A gravidez inesperada de Jo e a ausência de Jimmy criam uma dinâmica singular em que Geoffrey assume um papel de cuidador, oferecendo apoio emocional e prático à jovem mãe. A relação entre eles, marcada por afeto genuíno e compreensão mútua, desafia as convenções sociais da época e oferece um vislumbre de possibilidades afetivas alternativas. No entanto, a volta de Helen e seu novo companheiro, um homem autoritário e possessivo, ameaça a frágil estabilidade que Jo e Geoffrey construíram.

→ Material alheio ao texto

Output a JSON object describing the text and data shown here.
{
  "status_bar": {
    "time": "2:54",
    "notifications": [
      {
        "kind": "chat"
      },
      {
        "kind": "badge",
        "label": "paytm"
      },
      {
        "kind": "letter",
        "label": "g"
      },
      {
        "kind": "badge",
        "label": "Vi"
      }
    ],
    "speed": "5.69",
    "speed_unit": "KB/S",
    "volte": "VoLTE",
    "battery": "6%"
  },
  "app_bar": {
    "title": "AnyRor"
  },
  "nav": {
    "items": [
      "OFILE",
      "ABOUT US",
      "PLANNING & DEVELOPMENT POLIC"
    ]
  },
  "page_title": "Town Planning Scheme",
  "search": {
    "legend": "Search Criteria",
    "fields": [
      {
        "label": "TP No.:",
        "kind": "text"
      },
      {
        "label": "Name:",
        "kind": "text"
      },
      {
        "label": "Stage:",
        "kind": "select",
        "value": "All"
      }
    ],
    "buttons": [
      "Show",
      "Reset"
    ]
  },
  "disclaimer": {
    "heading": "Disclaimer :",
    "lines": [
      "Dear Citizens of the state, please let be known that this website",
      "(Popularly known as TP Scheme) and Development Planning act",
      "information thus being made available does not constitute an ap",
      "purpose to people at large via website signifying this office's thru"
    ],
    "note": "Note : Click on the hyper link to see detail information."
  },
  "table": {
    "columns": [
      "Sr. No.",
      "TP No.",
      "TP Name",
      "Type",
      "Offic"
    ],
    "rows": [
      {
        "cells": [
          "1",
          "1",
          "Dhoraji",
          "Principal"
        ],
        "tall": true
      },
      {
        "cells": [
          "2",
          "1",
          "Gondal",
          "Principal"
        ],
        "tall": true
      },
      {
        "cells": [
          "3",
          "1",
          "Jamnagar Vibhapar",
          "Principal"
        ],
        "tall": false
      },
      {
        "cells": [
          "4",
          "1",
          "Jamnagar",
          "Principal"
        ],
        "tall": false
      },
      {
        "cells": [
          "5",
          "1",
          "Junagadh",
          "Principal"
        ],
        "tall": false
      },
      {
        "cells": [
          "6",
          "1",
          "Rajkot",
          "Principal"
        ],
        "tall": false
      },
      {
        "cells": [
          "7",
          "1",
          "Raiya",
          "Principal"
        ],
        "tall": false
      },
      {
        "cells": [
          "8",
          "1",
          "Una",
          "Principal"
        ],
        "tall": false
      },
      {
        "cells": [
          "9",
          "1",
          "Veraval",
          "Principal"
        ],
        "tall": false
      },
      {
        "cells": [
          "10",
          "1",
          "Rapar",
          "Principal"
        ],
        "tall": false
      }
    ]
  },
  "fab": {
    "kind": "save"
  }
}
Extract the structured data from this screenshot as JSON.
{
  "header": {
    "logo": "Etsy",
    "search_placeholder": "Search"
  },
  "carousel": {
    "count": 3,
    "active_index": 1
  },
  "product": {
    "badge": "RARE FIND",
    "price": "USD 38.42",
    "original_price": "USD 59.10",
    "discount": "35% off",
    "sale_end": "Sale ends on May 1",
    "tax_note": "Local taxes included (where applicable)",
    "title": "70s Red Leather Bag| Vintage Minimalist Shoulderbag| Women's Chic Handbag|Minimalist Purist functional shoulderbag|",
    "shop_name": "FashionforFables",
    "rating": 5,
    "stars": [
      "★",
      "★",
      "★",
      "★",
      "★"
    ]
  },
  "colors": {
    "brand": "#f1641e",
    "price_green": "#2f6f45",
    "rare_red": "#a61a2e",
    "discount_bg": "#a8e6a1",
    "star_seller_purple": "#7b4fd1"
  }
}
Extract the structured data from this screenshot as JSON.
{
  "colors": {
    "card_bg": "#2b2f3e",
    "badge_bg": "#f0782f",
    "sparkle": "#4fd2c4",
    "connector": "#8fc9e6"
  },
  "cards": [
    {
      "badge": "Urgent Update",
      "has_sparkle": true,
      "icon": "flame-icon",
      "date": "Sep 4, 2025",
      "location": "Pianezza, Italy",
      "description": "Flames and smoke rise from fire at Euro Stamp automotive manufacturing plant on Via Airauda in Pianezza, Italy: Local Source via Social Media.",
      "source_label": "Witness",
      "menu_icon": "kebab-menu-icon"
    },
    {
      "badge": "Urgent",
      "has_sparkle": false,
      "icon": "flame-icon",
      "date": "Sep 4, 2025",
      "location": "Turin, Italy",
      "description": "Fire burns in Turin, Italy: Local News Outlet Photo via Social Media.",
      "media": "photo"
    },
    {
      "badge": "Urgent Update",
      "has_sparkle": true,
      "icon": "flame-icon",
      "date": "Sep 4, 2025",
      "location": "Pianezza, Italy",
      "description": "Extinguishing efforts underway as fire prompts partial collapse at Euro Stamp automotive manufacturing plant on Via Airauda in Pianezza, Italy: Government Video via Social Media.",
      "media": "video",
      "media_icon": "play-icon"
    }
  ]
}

“Um Gosto de Mel” (A Taste of Honey) radiografa com pungência a solidão e a busca por conexão em um ambiente social hostil. A direção de Tony Richardson, combinada com a fotografia em preto e branco que captura a melancolia da paisagem industrial, cria uma atmosfera opressiva que reflete o estado emocional dos personagens. O filme não oferece soluções fáceis ou redenção completa, mas sim um retrato complexo e matizado da condição humana, onde a esperança e a desesperança coexistem em meio à adversidade. A aparente ausência de significado na vida de Jo e Helen confronta a ideia de niilismo, mostrando que mesmo em situações de extrema carência afetiva e material, a busca por laços e um sentido para a existência persiste. A obra permanece relevante ao questionar as normas familiares tradicionais e celebrar a força dos laços de amizade em face do isolamento.